Using the above keys ensures that the following scenarios are covered:
• Created Account whose name matches a user in AD
• If a user creates an account whose name is testdom01\TestUser and this user exists in AD then the Account resource imported from AD will match on the trusteename key and will match the existing account
• Created Account & WindowsCredential whose SID matches a user in AD
• If a user creates a Windows Credential whose SID is in AD and assigns it to an a user created Account (whose name can be anything) then the WindowsCredential will match on the sid key and the existing account will renamed and updated to match the name of the user in AD.
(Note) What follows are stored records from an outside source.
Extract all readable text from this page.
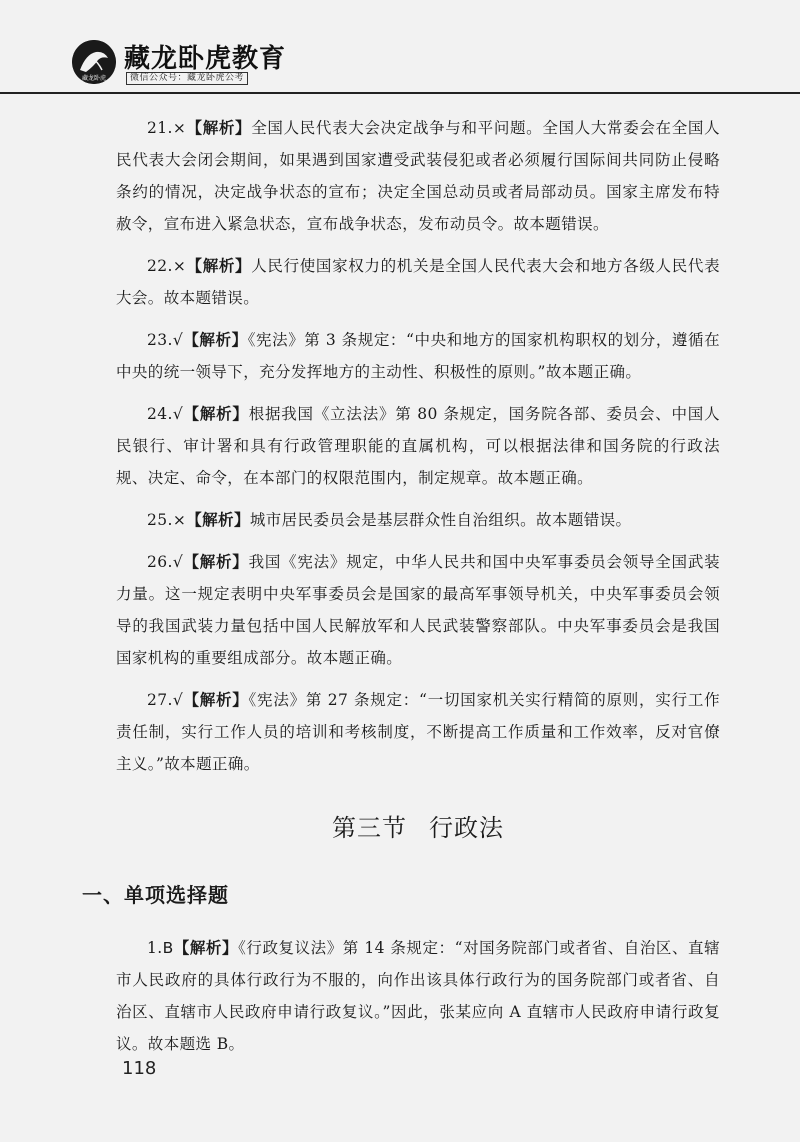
藏龙卧虎
藏龙卧虎教育
微信公众号：藏龙卧虎公考

21.×【解析】全国人民代表大会决定战争与和平问题。全国人大常委会在全国人民代表大会闭会期间，如果遇到国家遭受武装侵犯或者必须履行国际间共同防止侵略条约的情况，决定战争状态的宣布；决定全国总动员或者局部动员。国家主席发布特赦令，宣布进入紧急状态，宣布战争状态，发布动员令。故本题错误。

22.×【解析】人民行使国家权力的机关是全国人民代表大会和地方各级人民代表大会。故本题错误。

23.√【解析】《宪法》第 3 条规定：“中央和地方的国家机构职权的划分，遵循在中央的统一领导下，充分发挥地方的主动性、积极性的原则。”故本题正确。

24.√【解析】根据我国《立法法》第 80 条规定，国务院各部、委员会、中国人民银行、审计署和具有行政管理职能的直属机构，可以根据法律和国务院的行政法规、决定、命令，在本部门的权限范围内，制定规章。故本题正确。

25.×【解析】城市居民委员会是基层群众性自治组织。故本题错误。

26.√【解析】我国《宪法》规定，中华人民共和国中央军事委员会领导全国武装力量。这一规定表明中央军事委员会是国家的最高军事领导机关，中央军事委员会领导的我国武装力量包括中国人民解放军和人民武装警察部队。中央军事委员会是我国国家机构的重要组成部分。故本题正确。

27.√【解析】《宪法》第 27 条规定：“一切国家机关实行精简的原则，实行工作责任制，实行工作人员的培训和考核制度，不断提高工作质量和工作效率，反对官僚主义。”故本题正确。

第三节 行政法
一、单项选择题

1.B【解析】《行政复议法》第 14 条规定：“对国务院部门或者省、自治区、直辖市人民政府的具体行政行为不服的，向作出该具体行政行为的国务院部门或者省、自治区、直辖市人民政府申请行政复议。”因此，张某应向 A 直辖市人民政府申请行政复议。故本题选 B。

118
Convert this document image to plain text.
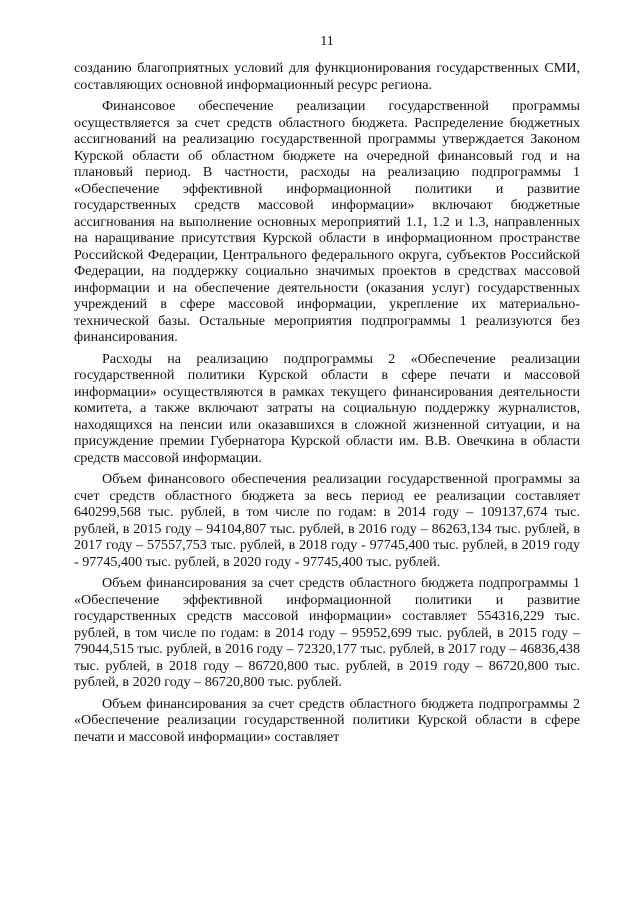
11

созданию благоприятных условий для функционирования государственных СМИ, составляющих основной информационный ресурс региона.

Финансовое обеспечение реализации государственной программы осуществляется за счет средств областного бюджета. Распределение бюджетных ассигнований на реализацию государственной программы утверждается Законом Курской области об областном бюджете на очередной финансовый год и на плановый период. В частности, расходы на реализацию подпрограммы 1 «Обеспечение эффективной информационной политики и развитие государственных средств массовой информации» включают бюджетные ассигнования на выполнение основных мероприятий 1.1, 1.2 и 1.3, направленных на наращивание присутствия Курской области в информационном пространстве Российской Федерации, Центрального федерального округа, субъектов Российской Федерации, на поддержку социально значимых проектов в средствах массовой информации и на обеспечение деятельности (оказания услуг) государственных учреждений в сфере массовой информации, укрепление их материально-технической базы. Остальные мероприятия подпрограммы 1 реализуются без финансирования.

Расходы на реализацию подпрограммы 2 «Обеспечение реализации государственной политики Курской области в сфере печати и массовой информации» осуществляются в рамках текущего финансирования деятельности комитета, а также включают затраты на социальную поддержку журналистов, находящихся на пенсии или оказавшихся в сложной жизненной ситуации, и на присуждение премии Губернатора Курской области им. В.В. Овечкина в области средств массовой информации.

Объем финансового обеспечения реализации государственной программы за счет средств областного бюджета за весь период ее реализации составляет 640299,568 тыс. рублей, в том числе по годам: в 2014 году – 109137,674 тыс. рублей, в 2015 году – 94104,807 тыс. рублей, в 2016 году – 86263,134 тыс. рублей, в 2017 году – 57557,753 тыс. рублей, в 2018 году - 97745,400 тыс. рублей, в 2019 году - 97745,400 тыс. рублей, в 2020 году - 97745,400 тыс. рублей.

Объем финансирования за счет средств областного бюджета подпрограммы 1 «Обеспечение эффективной информационной политики и развитие государственных средств массовой информации» составляет 554316,229 тыс. рублей, в том числе по годам: в 2014 году – 95952,699 тыс. рублей, в 2015 году – 79044,515 тыс. рублей, в 2016 году – 72320,177 тыс. рублей, в 2017 году – 46836,438 тыс. рублей, в 2018 году – 86720,800 тыс. рублей, в 2019 году – 86720,800 тыс. рублей, в 2020 году – 86720,800 тыс. рублей.

Объем финансирования за счет средств областного бюджета подпрограммы 2 «Обеспечение реализации государственной политики Курской области в сфере печати и массовой информации» составляет
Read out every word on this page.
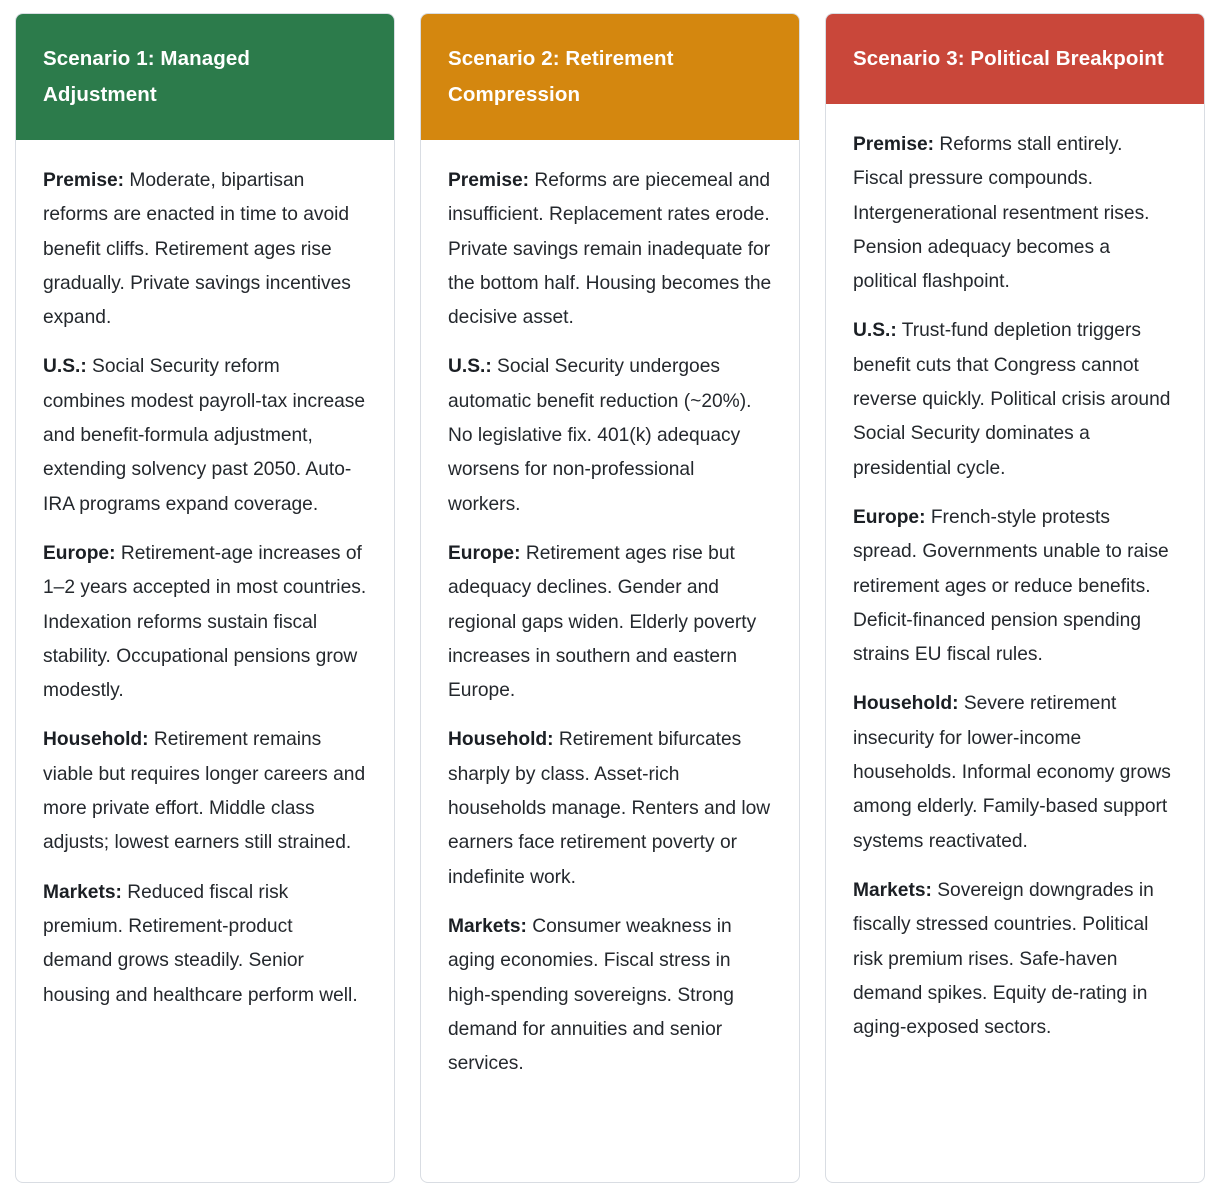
Scenario 1: Managed Adjustment

Premise: Moderate, bipartisan reforms are enacted in time to avoid benefit cliffs. Retirement ages rise gradually. Private savings incentives expand.

U.S.: Social Security reform combines modest payroll-tax increase and benefit-formula adjustment, extending solvency past 2050. Auto-IRA programs expand coverage.

Europe: Retirement-age increases of 1–2 years accepted in most countries. Indexation reforms sustain fiscal stability. Occupational pensions grow modestly.

Household: Retirement remains viable but requires longer careers and more private effort. Middle class adjusts; lowest earners still strained.

Markets: Reduced fiscal risk premium. Retirement-product demand grows steadily. Senior housing and healthcare perform well.

Scenario 2: Retirement Compression

Premise: Reforms are piecemeal and insufficient. Replacement rates erode. Private savings remain inadequate for the bottom half. Housing becomes the decisive asset.

U.S.: Social Security undergoes automatic benefit reduction (~20%). No legislative fix. 401(k) adequacy worsens for non-professional workers.

Europe: Retirement ages rise but adequacy declines. Gender and regional gaps widen. Elderly poverty increases in southern and eastern Europe.

Household: Retirement bifurcates sharply by class. Asset-rich households manage. Renters and low earners face retirement poverty or indefinite work.

Markets: Consumer weakness in aging economies. Fiscal stress in high-spending sovereigns. Strong demand for annuities and senior services.

Scenario 3: Political Breakpoint

Premise: Reforms stall entirely. Fiscal pressure compounds. Intergenerational resentment rises. Pension adequacy becomes a political flashpoint.

U.S.: Trust-fund depletion triggers benefit cuts that Congress cannot reverse quickly. Political crisis around Social Security dominates a presidential cycle.

Europe: French-style protests spread. Governments unable to raise retirement ages or reduce benefits. Deficit-financed pension spending strains EU fiscal rules.

Household: Severe retirement insecurity for lower-income households. Informal economy grows among elderly. Family-based support systems reactivated.

Markets: Sovereign downgrades in fiscally stressed countries. Political risk premium rises. Safe-haven demand spikes. Equity de-rating in aging-exposed sectors.
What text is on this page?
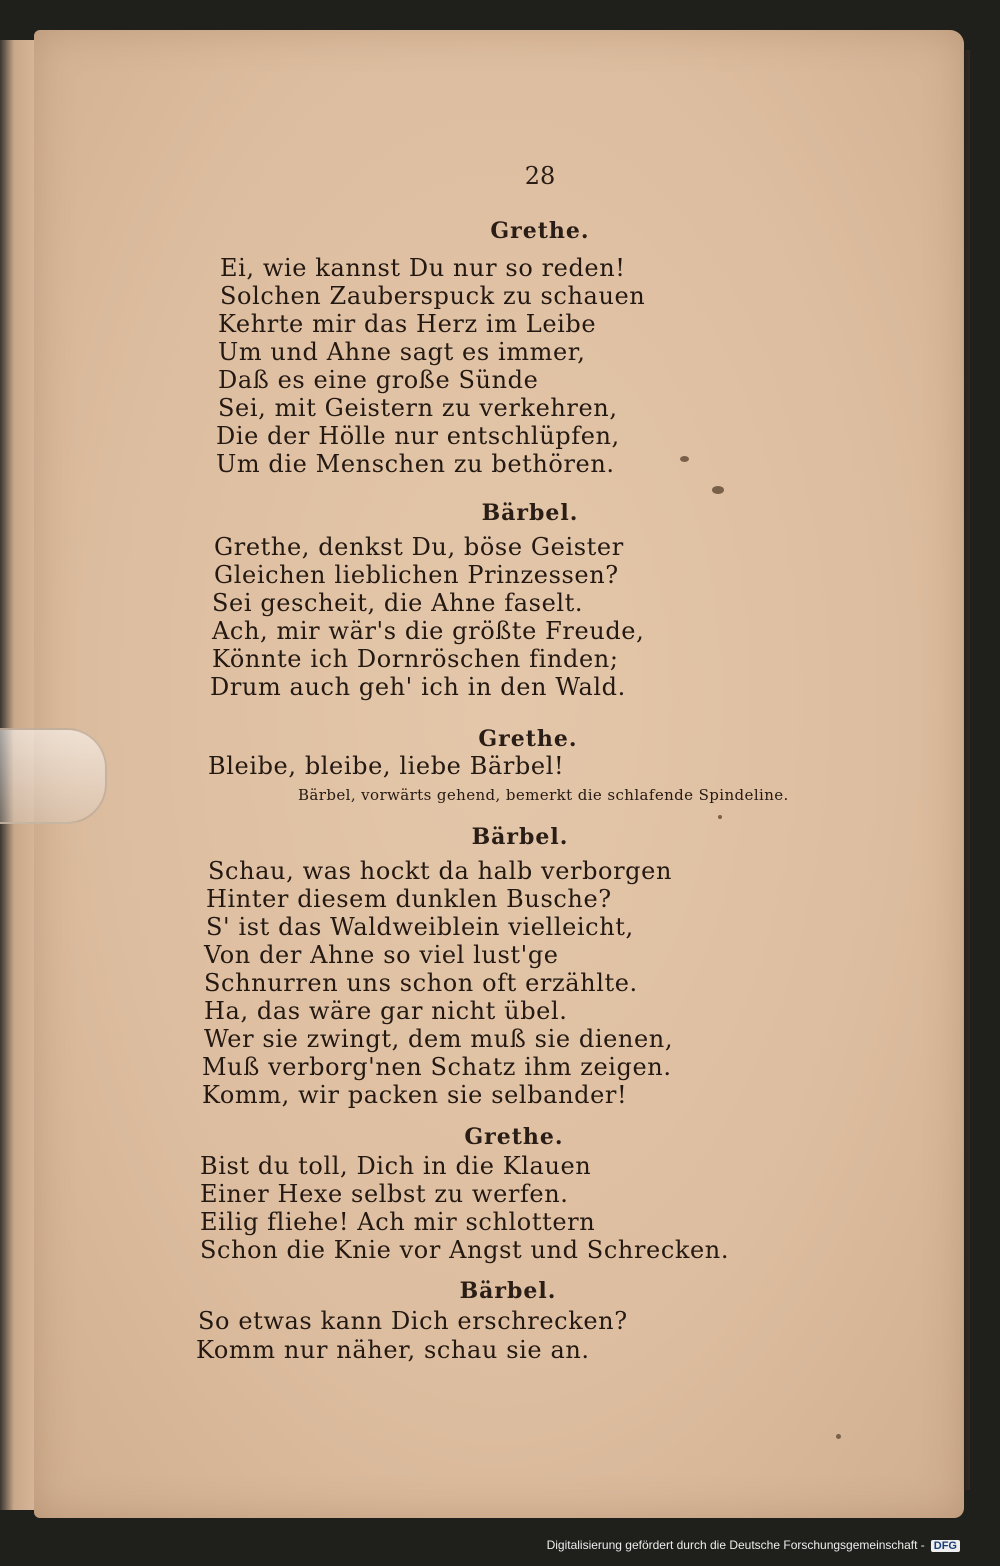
28
Grethe.
Ei, wie kannst Du nur so reden!
Solchen Zauberspuck zu schauen
Kehrte mir das Herz im Leibe
Um und Ahne sagt es immer,
Daß es eine große Sünde
Sei, mit Geistern zu verkehren,
Die der Hölle nur entschlüpfen,
Um die Menschen zu bethören.
Bärbel.
Grethe, denkst Du, böse Geister
Gleichen lieblichen Prinzessen?
Sei gescheit, die Ahne faselt.
Ach, mir wär's die größte Freude,
Könnte ich Dornröschen finden;
Drum auch geh' ich in den Wald.
Grethe.
Bleibe, bleibe, liebe Bärbel!
Bärbel, vorwärts gehend, bemerkt die schlafende Spindeline.
Bärbel.
Schau, was hockt da halb verborgen
Hinter diesem dunklen Busche?
S' ist das Waldweiblein vielleicht,
Von der Ahne so viel lust'ge
Schnurren uns schon oft erzählte.
Ha, das wäre gar nicht übel.
Wer sie zwingt, dem muß sie dienen,
Muß verborg'nen Schatz ihm zeigen.
Komm, wir packen sie selbander!
Grethe.
Bist du toll, Dich in die Klauen
Einer Hexe selbst zu werfen.
Eilig fliehe! Ach mir schlottern
Schon die Knie vor Angst und Schrecken.
Bärbel.
So etwas kann Dich erschrecken?
Komm nur näher, schau sie an.
Digitalisierung gefördert durch die Deutsche Forschungsgemeinschaft - DFG
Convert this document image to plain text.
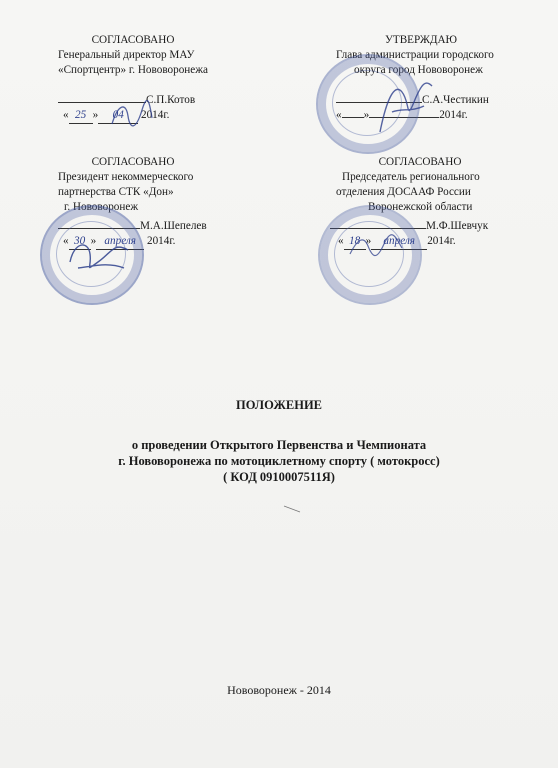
СОГЛАСОВАНО
Генеральный директор МАУ
«Спортцентр» г. Нововоронежа
С.П.Котов
« 25 » 04 2014г.
УТВЕРЖДАЮ
Глава администрации городского
округа город Нововоронеж
С.А.Честикин
« »	2014г.
СОГЛАСОВАНО
Президент некоммерческого
партнерства СТК «Дон»
г. Нововоронеж
М.А.Шепелев
« 30 » апреля 2014г.
СОГЛАСОВАНО
Председатель регионального
отделения ДОСААФ России
Воронежской области
М.Ф.Шевчук
« 18 » апреля 2014г.
ПОЛОЖЕНИЕ
о проведении Открытого Первенства и Чемпионата
г. Нововоронежа по мотоциклетному спорту ( мотокросс)
( КОД 0910007511Я)
Нововоронеж - 2014
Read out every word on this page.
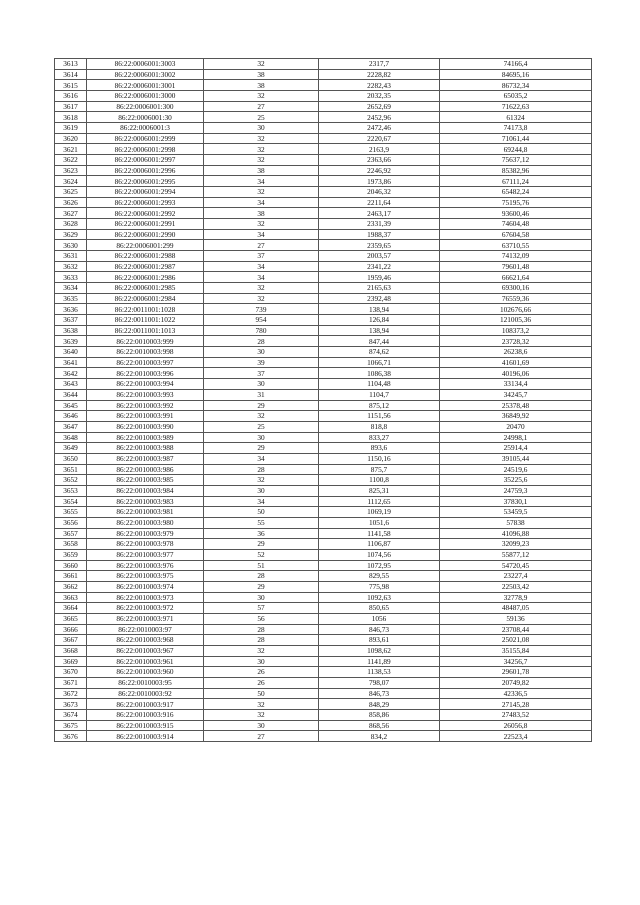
3613	86:22:0006001:3003	32	2317,7	74166,4
3614	86:22:0006001:3002	38	2228,82	84695,16
3615	86:22:0006001:3001	38	2282,43	86732,34
3616	86:22:0006001:3000	32	2032,35	65035,2
3617	86:22:0006001:300	27	2652,69	71622,63
3618	86:22:0006001:30	25	2452,96	61324
3619	86:22:0006001:3	30	2472,46	74173,8
3620	86:22:0006001:2999	32	2220,67	71061,44
3621	86:22:0006001:2998	32	2163,9	69244,8
3622	86:22:0006001:2997	32	2363,66	75637,12
3623	86:22:0006001:2996	38	2246,92	85382,96
3624	86:22:0006001:2995	34	1973,86	67111,24
3625	86:22:0006001:2994	32	2046,32	65482,24
3626	86:22:0006001:2993	34	2211,64	75195,76
3627	86:22:0006001:2992	38	2463,17	93600,46
3628	86:22:0006001:2991	32	2331,39	74604,48
3629	86:22:0006001:2990	34	1988,37	67604,58
3630	86:22:0006001:299	27	2359,65	63710,55
3631	86:22:0006001:2988	37	2003,57	74132,09
3632	86:22:0006001:2987	34	2341,22	79601,48
3633	86:22:0006001:2986	34	1959,46	66621,64
3634	86:22:0006001:2985	32	2165,63	69300,16
3635	86:22:0006001:2984	32	2392,48	76559,36
3636	86:22:0011001:1028	739	138,94	102676,66
3637	86:22:0011001:1022	954	126,84	121005,36
3638	86:22:0011001:1013	780	138,94	108373,2
3639	86:22:0010003:999	28	847,44	23728,32
3640	86:22:0010003:998	30	874,62	26238,6
3641	86:22:0010003:997	39	1066,71	41601,69
3642	86:22:0010003:996	37	1086,38	40196,06
3643	86:22:0010003:994	30	1104,48	33134,4
3644	86:22:0010003:993	31	1104,7	34245,7
3645	86:22:0010003:992	29	875,12	25378,48
3646	86:22:0010003:991	32	1151,56	36849,92
3647	86:22:0010003:990	25	818,8	20470
3648	86:22:0010003:989	30	833,27	24998,1
3649	86:22:0010003:988	29	893,6	25914,4
3650	86:22:0010003:987	34	1150,16	39105,44
3651	86:22:0010003:986	28	875,7	24519,6
3652	86:22:0010003:985	32	1100,8	35225,6
3653	86:22:0010003:984	30	825,31	24759,3
3654	86:22:0010003:983	34	1112,65	37830,1
3655	86:22:0010003:981	50	1069,19	53459,5
3656	86:22:0010003:980	55	1051,6	57838
3657	86:22:0010003:979	36	1141,58	41096,88
3658	86:22:0010003:978	29	1106,87	32099,23
3659	86:22:0010003:977	52	1074,56	55877,12
3660	86:22:0010003:976	51	1072,95	54720,45
3661	86:22:0010003:975	28	829,55	23227,4
3662	86:22:0010003:974	29	775,98	22503,42
3663	86:22:0010003:973	30	1092,63	32778,9
3664	86:22:0010003:972	57	850,65	48487,05
3665	86:22:0010003:971	56	1056	59136
3666	86:22:0010003:97	28	846,73	23708,44
3667	86:22:0010003:968	28	893,61	25021,08
3668	86:22:0010003:967	32	1098,62	35155,84
3669	86:22:0010003:961	30	1141,89	34256,7
3670	86:22:0010003:960	26	1138,53	29601,78
3671	86:22:0010003:95	26	798,07	20749,82
3672	86:22:0010003:92	50	846,73	42336,5
3673	86:22:0010003:917	32	848,29	27145,28
3674	86:22:0010003:916	32	858,86	27483,52
3675	86:22:0010003:915	30	868,56	26056,8
3676	86:22:0010003:914	27	834,2	22523,4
• Created Role whose name matches a role in AD
• If a user creates an account whose name is testdom01\TestGroup and this group exists in AD then the Role resource imported from AD will match on the trusteename key and will match the existing role
• User or Groups are renamed in AD
• If a user or group is renamed in AD, but its guid does not change. Imported resources will match on the directoryid key and will update existing resources
• User or Groups deleted and re-created
• If a user or group is deleted from AD and re-created with the same name, the import will match on trusteename and distinguishedname
• User or Groups deleted
• If a user or group is deleted from AD the re-sync schedule will be unable to find objects in AD using the directoryid key and will then delete them from the NS.
AD is treated as the source of truth regarding group memberships. Any changes that are made to a role resource's members in the NS (assuming the role is matches a group AD) will be lost whenever the nextcomplete update is done. During a complete import the role resource's members will be updated to match the group's members that are in AD.
Account \ Credentials
Assume an account resource in the NS has multiple credentials, e.g. it has a windows credential and an internal credential. If this account resource matches a user in AD and an import is done the following will happen:
• The account resource and windows credential resources will be updated with information from AD
• The internal credential will be unassigned from the account resource
How AD Import Handles Roles and Accounts Imports
The Active Directory function in NS is split between a full import and an update import. The resync schedule is also important for when roles and accounts are deleted. Groups imported from AD are converted to roles in NS.